At the IRS, the money would help stem ongoing security issues there, with investments to “protect and safeguard sensitive taxpayer information, and improve fraud detection and prevention."

This year, the IRS is facing a doozy of a scam season. On Friday, the agency announced a 400 percent bounce in email phishing and malware attacks designed to defraud taxpayers. As of mid-February, the IRS has already suffered 1,389 incidents, beyond halfway toward surpassing last year’s total of 2,748 incidents. 

The IRS has not been able to overhaul a faulty login system on its "Get Transcript" webpage that last year allowed ID thieves to see 334,000 taxpayers' records. The tax agency reported it had spent $2.7 million on the tool, which displays a taxpayer's prior year returns.

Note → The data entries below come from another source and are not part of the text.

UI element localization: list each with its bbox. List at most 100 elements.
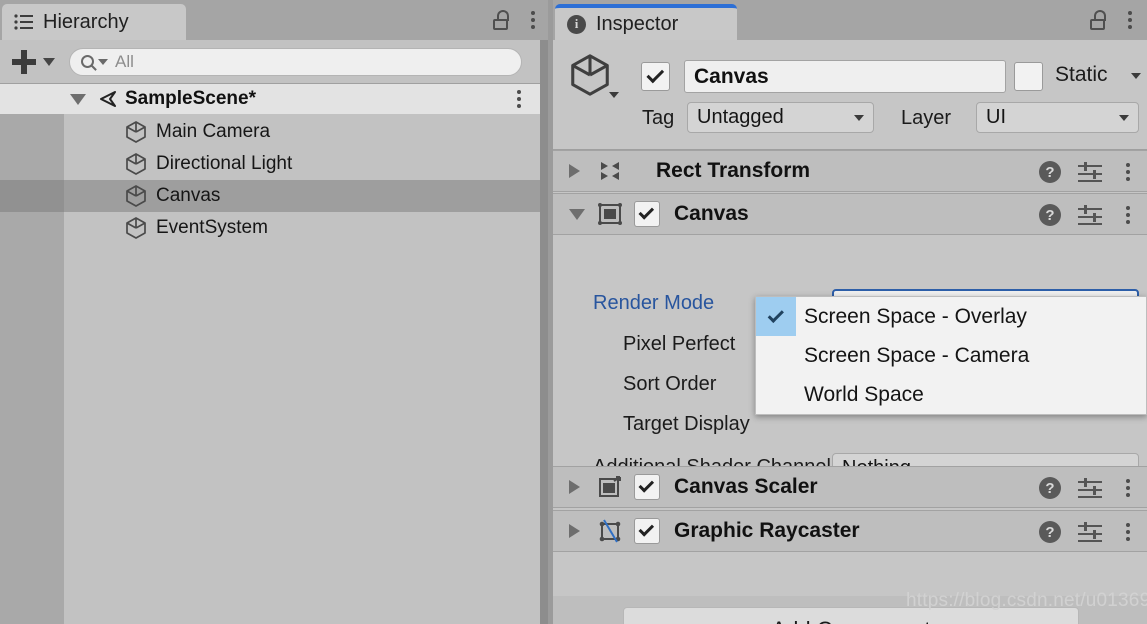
lock-open-icon[interactable]: [1090, 10, 1107, 30]
preset-sliders-icon[interactable]: [1078, 477, 1102, 499]
scene-foldout-icon[interactable]: [70, 93, 86, 105]
preset-sliders-icon[interactable]: [1078, 161, 1102, 183]
component-header-actions: ?: [1039, 511, 1137, 553]
popup-option-check-highlight: [756, 297, 796, 336]
render-mode-label: Render Mode: [593, 292, 715, 314]
hierarchy-panel: Hierarchy All SampleScene* Main Camera D…: [0, 0, 548, 624]
graphic-raycaster-icon: [599, 519, 621, 543]
check-icon: [638, 477, 655, 493]
pixel-perfect-label: Pixel Perfect: [623, 333, 736, 355]
hierarchy-toolbar: All: [0, 40, 548, 84]
inspector-kebab-menu-icon[interactable]: [1121, 6, 1139, 34]
layer-label: Layer: [901, 107, 952, 129]
component-enabled-checkbox[interactable]: [634, 201, 660, 227]
add-component-area: Add Component: [553, 596, 1147, 624]
hierarchy-kebab-menu-icon[interactable]: [524, 6, 542, 34]
component-enabled-checkbox[interactable]: [634, 518, 660, 544]
plus-icon: [12, 49, 36, 74]
help-question-icon[interactable]: ?: [1039, 204, 1061, 226]
component-header-actions: ?: [1039, 467, 1137, 509]
hierarchy-scene-row[interactable]: SampleScene*: [0, 84, 540, 114]
preset-sliders-icon[interactable]: [1078, 521, 1102, 543]
sort-order-label: Sort Order: [623, 373, 717, 395]
static-checkbox[interactable]: [1014, 62, 1043, 91]
canvas-scaler-icon: [599, 476, 621, 497]
static-chevron-down-icon[interactable]: [1131, 73, 1141, 79]
static-label: Static: [1055, 63, 1108, 86]
check-icon: [638, 204, 655, 220]
tab-hierarchy[interactable]: Hierarchy: [2, 4, 186, 40]
hierarchy-search-input[interactable]: All: [69, 47, 522, 76]
hierarchy-item-directional-light[interactable]: Directional Light: [64, 148, 540, 180]
popup-option-world-space[interactable]: World Space: [756, 375, 1146, 414]
foldout-expanded-icon[interactable]: [569, 208, 585, 220]
gameobject-name-input[interactable]: Canvas: [684, 60, 1006, 93]
prefab-chevron-down-icon[interactable]: [609, 92, 619, 98]
hierarchy-tab-icons: [493, 6, 542, 34]
preset-sliders-icon[interactable]: [1078, 204, 1102, 226]
component-kebab-menu-icon[interactable]: [1119, 467, 1137, 509]
popup-option-screen-space-overlay[interactable]: Screen Space - Overlay: [756, 297, 1146, 336]
gameobject-enabled-checkbox[interactable]: [641, 62, 670, 91]
popup-option-label: Screen Space - Overlay: [804, 304, 1027, 328]
layer-dropdown[interactable]: UI: [976, 102, 1139, 133]
layer-value: UI: [986, 106, 1006, 128]
inspector-tab-icons: [1090, 6, 1139, 34]
scene-kebab-menu-icon[interactable]: [510, 84, 528, 114]
check-icon: [767, 306, 784, 323]
popup-option-screen-space-camera[interactable]: Screen Space - Camera: [756, 336, 1146, 375]
tab-inspector-label: Inspector: [596, 12, 679, 35]
lock-open-icon[interactable]: [493, 10, 510, 30]
search-filter-chevron-icon: [98, 58, 108, 65]
panel-divider[interactable]: [540, 40, 548, 624]
hierarchy-add-button[interactable]: [12, 49, 55, 74]
popup-option-label: Screen Space - Camera: [804, 343, 1030, 367]
component-header-graphic-raycaster[interactable]: Graphic Raycaster ?: [553, 510, 1147, 552]
hierarchy-list-icon: [14, 14, 33, 30]
foldout-collapsed-icon[interactable]: [569, 164, 580, 178]
help-question-icon[interactable]: ?: [1039, 477, 1061, 499]
component-kebab-menu-icon[interactable]: [1119, 194, 1137, 236]
gameobject-cube-icon: [571, 54, 609, 96]
component-header-canvas[interactable]: Canvas ?: [553, 193, 1147, 235]
component-header-actions: ?: [1039, 151, 1137, 193]
component-header-canvas-scaler[interactable]: Canvas Scaler ?: [553, 466, 1147, 508]
tag-dropdown[interactable]: Untagged: [687, 102, 874, 133]
tag-value: Untagged: [697, 106, 784, 128]
hierarchy-item-canvas[interactable]: Canvas: [64, 180, 540, 212]
component-kebab-menu-icon[interactable]: [1119, 511, 1137, 553]
hierarchy-item-label: Canvas: [156, 185, 221, 206]
hierarchy-item-label: Directional Light: [156, 153, 293, 174]
check-icon: [638, 521, 655, 537]
popup-option-label: World Space: [804, 382, 924, 406]
foldout-collapsed-icon[interactable]: [569, 524, 580, 538]
unity-scene-icon: [100, 91, 116, 107]
hierarchy-search-text: All: [115, 51, 134, 71]
render-mode-popup-menu[interactable]: Screen Space - Overlay Screen Space - Ca…: [755, 296, 1147, 415]
foldout-collapsed-icon[interactable]: [569, 480, 580, 494]
canvas-icon: [598, 203, 622, 225]
hierarchy-gutter: [0, 84, 64, 624]
check-icon: [645, 65, 664, 84]
rect-transform-icon: [601, 162, 619, 180]
hierarchy-selected-gutter: [0, 180, 64, 212]
tab-hierarchy-label: Hierarchy: [43, 10, 129, 33]
component-title: Canvas: [674, 202, 749, 225]
gameobject-cube-icon: [126, 153, 146, 175]
hierarchy-item-main-camera[interactable]: Main Camera: [64, 116, 540, 148]
hierarchy-item-label: EventSystem: [156, 217, 268, 238]
chevron-down-icon: [43, 57, 55, 66]
add-component-button[interactable]: Add Component: [623, 607, 1079, 624]
help-question-icon[interactable]: ?: [1039, 161, 1061, 183]
target-display-label: Target Display: [623, 413, 750, 435]
tag-label: Tag: [642, 107, 675, 129]
hierarchy-item-eventsystem[interactable]: EventSystem: [64, 212, 540, 244]
hierarchy-tab-row: Hierarchy: [0, 0, 548, 40]
component-header-rect-transform[interactable]: Rect Transform ?: [553, 150, 1147, 192]
tab-inspector[interactable]: i Inspector: [555, 4, 737, 40]
info-icon: i: [567, 14, 586, 34]
gameobject-cube-icon: [126, 121, 146, 143]
help-question-icon[interactable]: ?: [1039, 521, 1061, 543]
component-kebab-menu-icon[interactable]: [1119, 151, 1137, 193]
component-enabled-checkbox[interactable]: [634, 474, 660, 500]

Last filing season, fraudsters used the cribbed data to illegally collect refunds totaling about $39 million and are likely to try claiming more money this year, IRS officials have said. The electronic-viewing system was taken offline last May.

Another online form, which fraud victims fill out to receive an identity protection PIN, relies on the same flawed access mechanism. The shortcoming of Get Transcript and the ID protection PIN is their reliance on the taxpayer supplying static personal information, which impostors can learn from searching social networks or consulting the online black market. 

Earlier this month, IRS officials disclosed that crooks faked out yet another IRS system with an automated “bot." The malicious software program entered stolen Social Security numbers – again, obtained elsewhere – to retrieve e-file PINs for claiming tax refunds. 

The malware successfully grabbed 101,000 PINs in January. Agency officials said they have stopped the bogus usage of the system.